The Carmelites of Indianapolis' website, praythenews.com, has featured Carmelite sisters' perspectives on events in the news for years now.  The latest is a perspective on Holy Week, drawn from an article about Holy Week that appeared in The VoiceSister Ruth's perspective is well worth reading:

"For too many people, there is that mistaken belief that Easter was something that happened long ago and that it's merely a once a year commemoration. A day to show off a new spring outfit, consume chocolate bunnies and revel in the joy of a spring break. But the true significance of what happened has not been totally saturated within for so many. Especially in these times of terrorist bombings, wars in distant lands, people are wondering where hope lies.

"In every age, there has been evil done by human beings in the name of God. Those who think they were doing God's will instead inflicted terror on those who had different beliefs, never realizing that these too were God's children. In the death of Jesus, those responsible must have felt they were doing the will of God in getting rid of this "troublemaker," this One who was advocating justice for the poor and the afflicted, who insisted that all people were to be held in reverence, who came with the universal message of love. Or so they thought they were going to get rid of him. But God had another plan. Truth could not be denied, justice would not wait and love was not to be squelched. The message of Easter is a message that is not confined by space and time. Karl Rahner writes in a meditation on the Easter event:

"'Easter is not the celebration of a past event. The alleluia is not for what was; Easter proclaims a beginning which has already decided the remotest future. The resurrection means that the beginning of glory has already started.
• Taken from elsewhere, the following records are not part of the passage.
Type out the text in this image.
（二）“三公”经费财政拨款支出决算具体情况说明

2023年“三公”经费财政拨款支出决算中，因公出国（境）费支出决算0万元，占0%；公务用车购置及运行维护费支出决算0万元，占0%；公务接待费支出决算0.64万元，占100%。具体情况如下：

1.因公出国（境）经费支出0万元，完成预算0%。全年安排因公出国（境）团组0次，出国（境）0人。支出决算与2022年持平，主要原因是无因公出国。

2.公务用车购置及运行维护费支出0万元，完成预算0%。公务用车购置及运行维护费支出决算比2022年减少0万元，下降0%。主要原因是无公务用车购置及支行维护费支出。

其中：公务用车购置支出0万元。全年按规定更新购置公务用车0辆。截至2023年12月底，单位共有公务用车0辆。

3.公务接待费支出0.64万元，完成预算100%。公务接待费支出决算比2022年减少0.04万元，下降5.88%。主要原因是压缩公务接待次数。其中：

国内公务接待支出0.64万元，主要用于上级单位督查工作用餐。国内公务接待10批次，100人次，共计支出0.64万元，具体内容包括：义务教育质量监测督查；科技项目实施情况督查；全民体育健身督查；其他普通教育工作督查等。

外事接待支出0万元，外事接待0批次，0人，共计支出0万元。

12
And what began in that way is in process of fulfillment. Does it last long? It lasts thousands of years because at least that short space of time is needed for an incalculable plentitude of reality and history to force itself through the brief death agony of a gigantic transformation (which we call natural history and world history) to its glorious fulfillment.'

"We live in that eschatological tension that the reign of God is both realized and not yet. There is both the agony and the ecstasy, that which is fulfilled and that which is in the process of fulfillment. But in all this, there is for me, that one core belief, that the Lord is truly risen. And in believing that, believing that truly all will come to its glorious fulfillment. For as the Exultet proclaims "Christ has conquered! Glory fills you! Darkness vanishes forever!"